The film opens with the narration of Leo Köpernick (Adrien Brody) as he speaks about the formula of a whodunnit. If you’ve seen one, you’ve seen ’em all. The unlikeable character dies at the beginning, several people are stuck in one place, and a mysterious detective interrogates them all, making a few wrong turns before finding the killer in the end. This movie begins with a wonderful opening scene that depicts how a classic whodunnit starts, and for a second, you think this will be a story along the lines of Clue from the 80s and Death on the Nile from earlier this year.
However, See How They Run does not go down that route. There is a meta nature to this film that feels reminiscent of Scream. These movies are familiar with the genre’s tropes, and they decide to have fun with them. There is a lot of silliness revolving around the fact that the main suspects in the film are all whodunnit actors with leading roles in an Agatha Christie stage production. They are also aware of the tropes, and while the movie could have played into these funny ideas a little more, it’s very effective every time it happens.
There is a lot of style on the directing front. Tom George does an excellent job of using split screens throughout the picture; everything is helmed with lighthearted vibrancy. That being said, there is a crucial flaw at the center of this whodunnit. Movies in this genre are exciting because you have a group of characters confined to one location, creating a never-ending tension as you don’t know who is the killer and who is the next victim. See How They Run plays out differently, with a detective and a constable walking around to a few people in many locations and asking questions.
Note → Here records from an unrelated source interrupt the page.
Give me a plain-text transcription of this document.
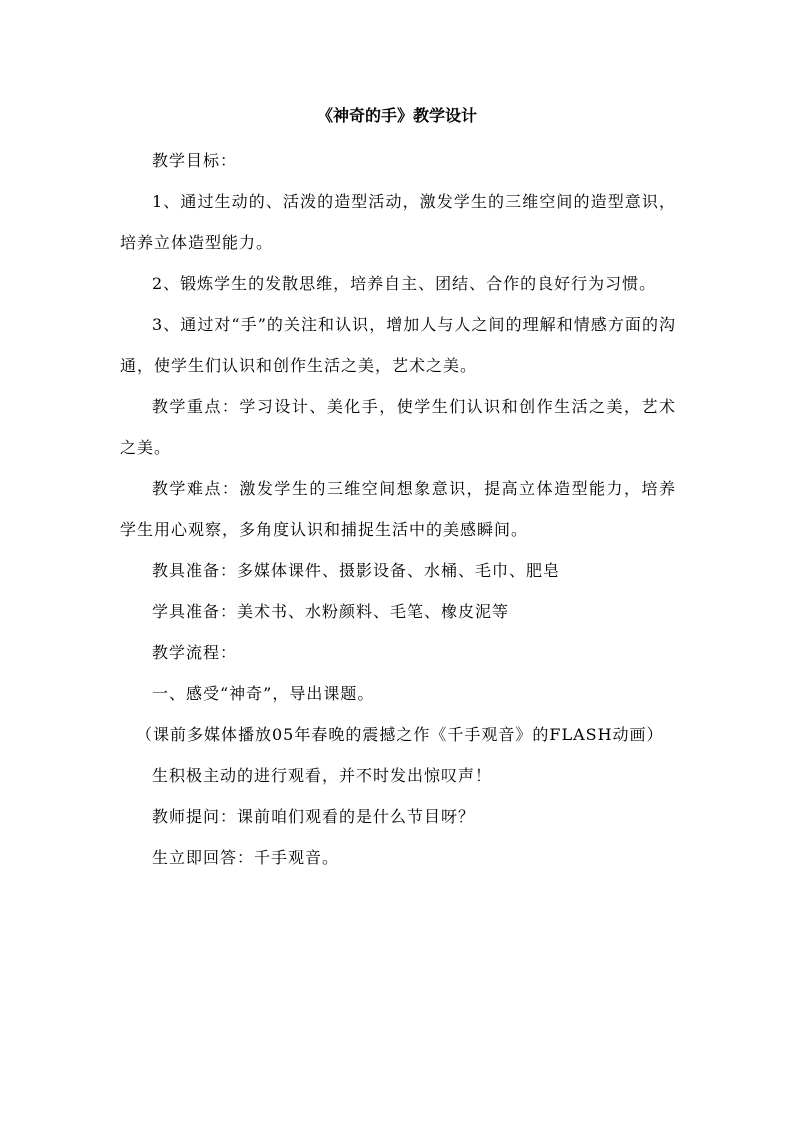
《神奇的手》教学设计

教学目标：

1、通过生动的、活泼的造型活动，激发学生的三维空间的造型意识，培养立体造型能力。

2、锻炼学生的发散思维，培养自主、团结、合作的良好行为习惯。

3、通过对“手”的关注和认识，增加人与人之间的理解和情感方面的沟通，使学生们认识和创作生活之美，艺术之美。

教学重点：学习设计、美化手，使学生们认识和创作生活之美，艺术之美。

教学难点：激发学生的三维空间想象意识，提高立体造型能力，培养学生用心观察，多角度认识和捕捉生活中的美感瞬间。

教具准备：多媒体课件、摄影设备、水桶、毛巾、肥皂

学具准备：美术书、水粉颜料、毛笔、橡皮泥等

教学流程：

一、感受“神奇”，导出课题。

（课前多媒体播放05年春晚的震撼之作《千手观音》的FLASH动画）

生积极主动的进行观看，并不时发出惊叹声！

教师提问：课前咱们观看的是什么节目呀？

生立即回答：千手观音。
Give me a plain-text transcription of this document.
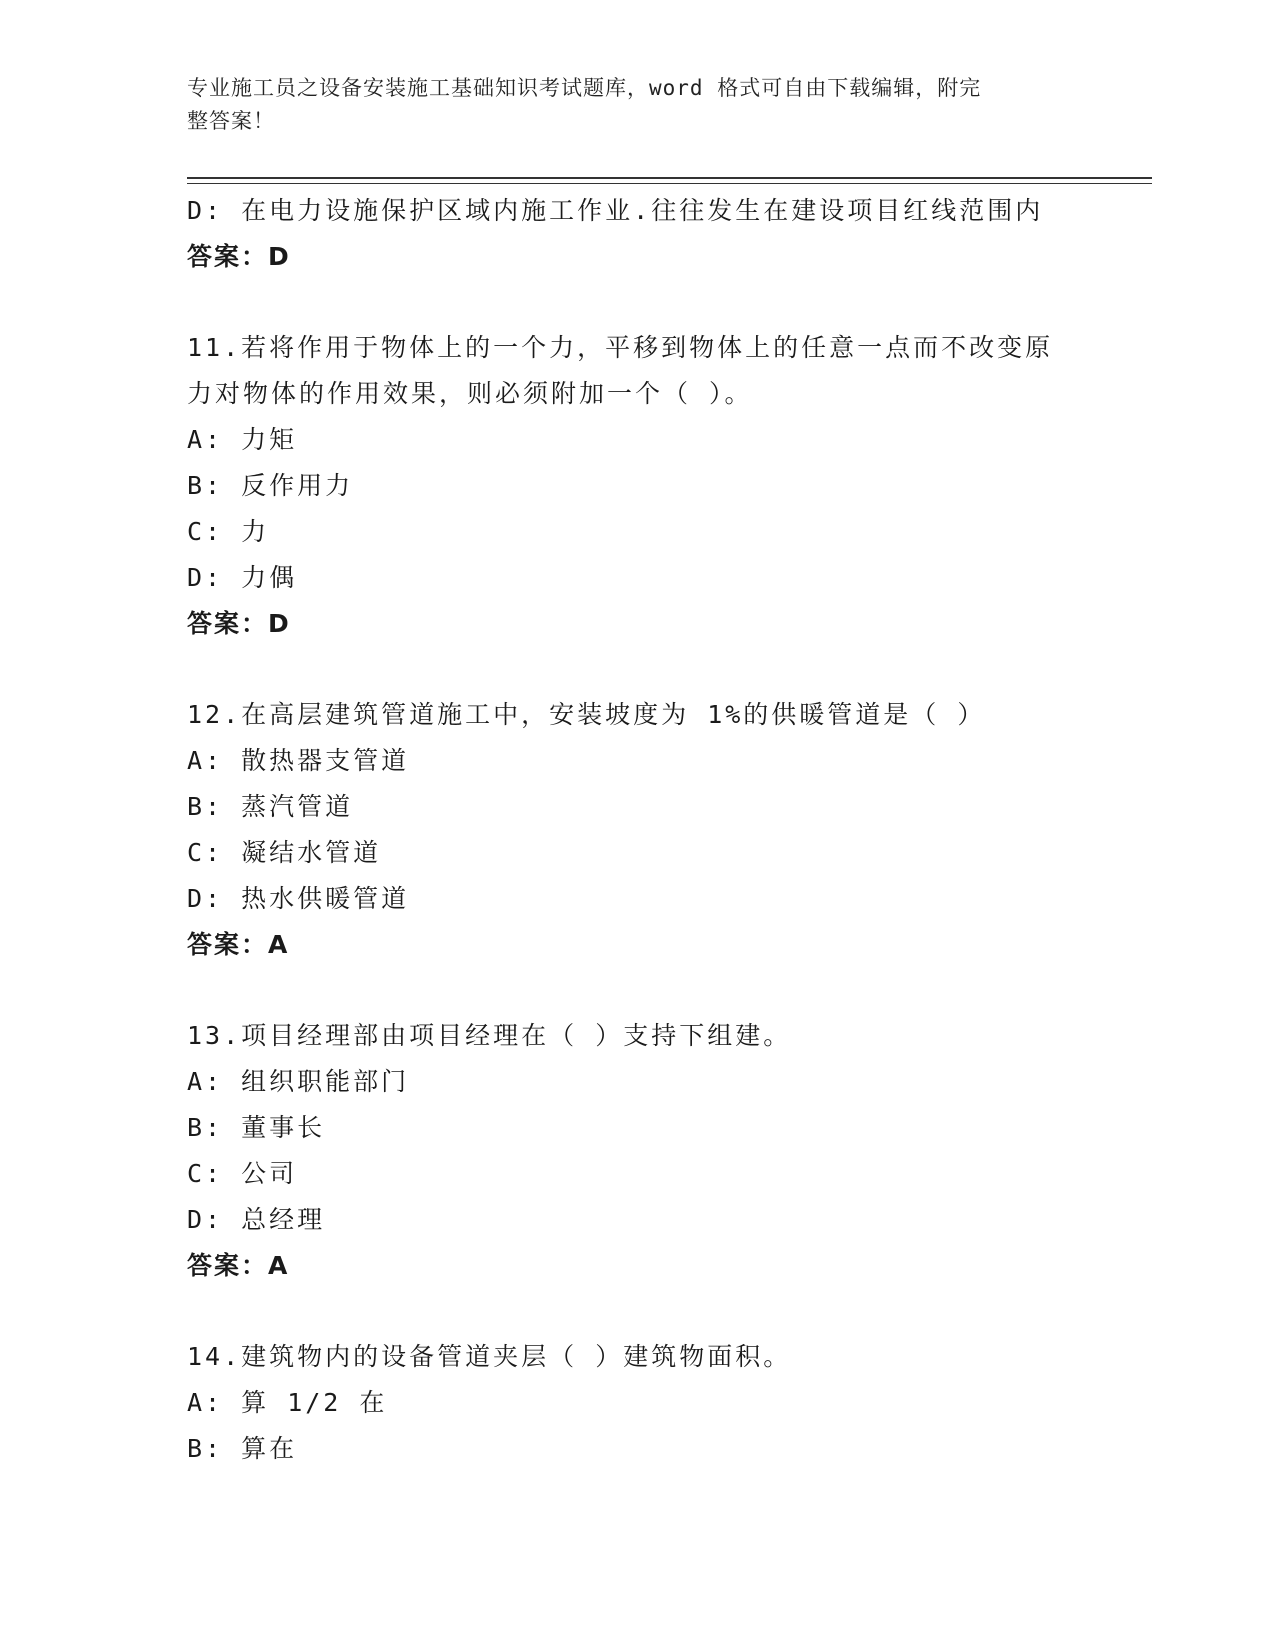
专业施工员之设备安装施工基础知识考试题库，word 格式可自由下载编辑，附完
整答案！
D: 在电力设施保护区域内施工作业.往往发生在建设项目红线范围内
答案：D
11.若将作用于物体上的一个力，平移到物体上的任意一点而不改变原
力对物体的作用效果，则必须附加一个（ ）。
A: 力矩
B: 反作用力
C: 力
D: 力偶
答案：D
12.在高层建筑管道施工中，安装坡度为 1%的供暖管道是（ ）
A: 散热器支管道
B: 蒸汽管道
C: 凝结水管道
D: 热水供暖管道
答案：A
13.项目经理部由项目经理在（ ）支持下组建。
A: 组织职能部门
B: 董事长
C: 公司
D: 总经理
答案：A
14.建筑物内的设备管道夹层（ ）建筑物面积。
A: 算 1/2 在
B: 算在
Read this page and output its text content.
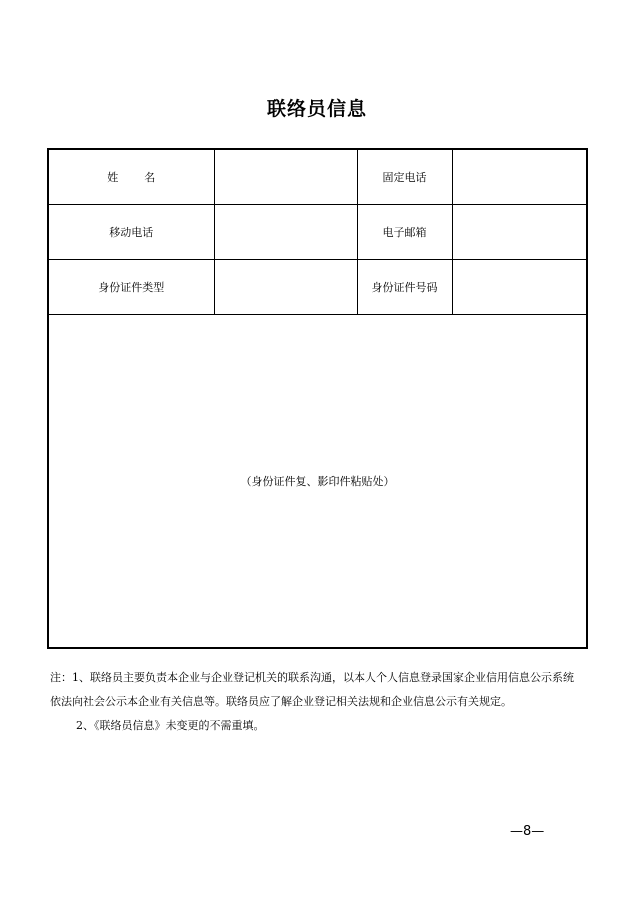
联络员信息
姓 名		固定电话	
移动电话		电子邮箱	
身份证件类型		身份证件号码	
（身份证件复、影印件粘贴处）			

注：1、联络员主要负责本企业与企业登记机关的联系沟通，以本人个人信息登录国家企业信用信息公示系统

依法向社会公示本企业有关信息等。联络员应了解企业登记相关法规和企业信息公示有关规定。

2、《联络员信息》未变更的不需重填。

—8—
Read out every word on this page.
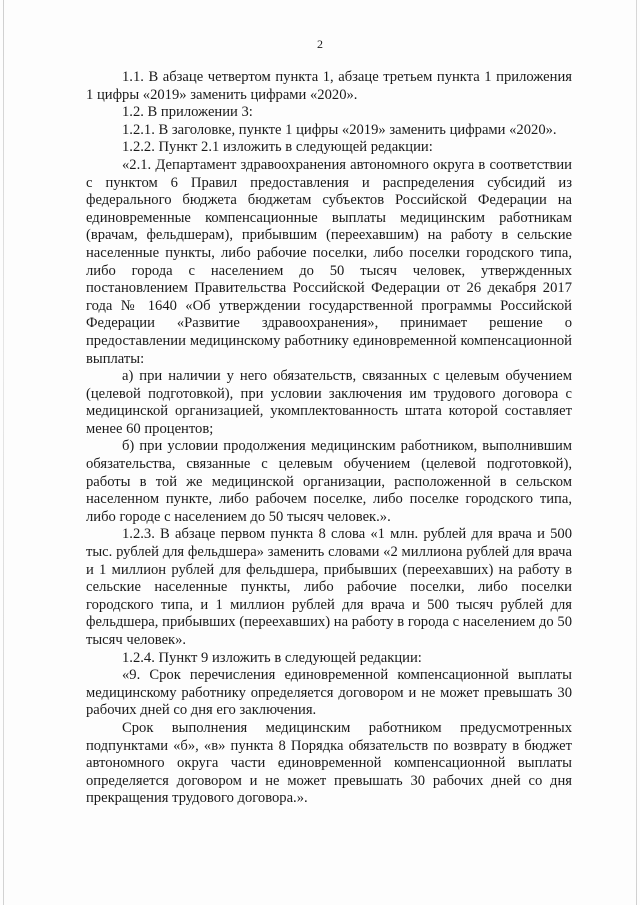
2

1.1. В абзаце четвертом пункта 1, абзаце третьем пункта 1 приложения 1 цифры «2019» заменить цифрами «2020».

1.2. В приложении 3:

1.2.1. В заголовке, пункте 1 цифры «2019» заменить цифрами «2020».

1.2.2. Пункт 2.1 изложить в следующей редакции:

«2.1. Департамент здравоохранения автономного округа в соответствии с пунктом 6 Правил предоставления и распределения субсидий из федерального бюджета бюджетам субъектов Российской Федерации на единовременные компенсационные выплаты медицинским работникам (врачам, фельдшерам), прибывшим (переехавшим) на работу в сельские населенные пункты, либо рабочие поселки, либо поселки городского типа, либо города с населением до 50 тысяч человек, утвержденных постановлением Правительства Российской Федерации от 26 декабря 2017 года № 1640 «Об утверждении государственной программы Российской Федерации «Развитие здравоохранения», принимает решение о предоставлении медицинскому работнику единовременной компенсационной выплаты:

а) при наличии у него обязательств, связанных с целевым обучением (целевой подготовкой), при условии заключения им трудового договора с медицинской организацией, укомплектованность штата которой составляет менее 60 процентов;

б) при условии продолжения медицинским работником, выполнившим обязательства, связанные с целевым обучением (целевой подготовкой), работы в той же медицинской организации, расположенной в сельском населенном пункте, либо рабочем поселке, либо поселке городского типа, либо городе с населением до 50 тысяч человек.».

1.2.3. В абзаце первом пункта 8 слова «1 млн. рублей для врача и 500 тыс. рублей для фельдшера» заменить словами «2 миллиона рублей для врача и 1 миллион рублей для фельдшера, прибывших (переехавших) на работу в сельские населенные пункты, либо рабочие поселки, либо поселки городского типа, и 1 миллион рублей для врача и 500 тысяч рублей для фельдшера, прибывших (переехавших) на работу в города с населением до 50 тысяч человек».

1.2.4. Пункт 9 изложить в следующей редакции:

«9. Срок перечисления единовременной компенсационной выплаты медицинскому работнику определяется договором и не может превышать 30 рабочих дней со дня его заключения.

Срок выполнения медицинским работником предусмотренных подпунктами «б», «в» пункта 8 Порядка обязательств по возврату в бюджет автономного округа части единовременной компенсационной выплаты определяется договором и не может превышать 30 рабочих дней со дня прекращения трудового договора.».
Since there are so many characters and motives, none are particularly memorable, and it’s not easy to get invested in the story. Furthermore, after the killer appears in the opening scene, they are absent for much of the movie. You don’t feel like the characters have any real sense of urgency because the killer doesn’t have a real presence. While whodunnits like Knives Out and Bodies Bodies Bodies have spent long periods without a killer, the storytelling in this movie is not strong enough to support a second act that does not feel very investing.
The second act is a weak point in the film and is not as consistent with the meta humor as it could be. The movie gets a lot of mileage by embracing the Agatha Christie comparisons, but it wouldn’t be your go-to whodunnit. There are entertaining moments, especially with Ronan’s excellent and subtle comedic performance, but See How They Run is never as strong as it could be. The ending payoff is as predictable as they come, and the movie’s lack of emotional weight ultimately works against it. In a year with several whodunnits, this one may, unfortunately, be the weakest.
As ComingSoon’s review policy explains, a score of 5 equates to “Mediocre.” This score means that the positives and negatives wind up negating each other, making it a wash.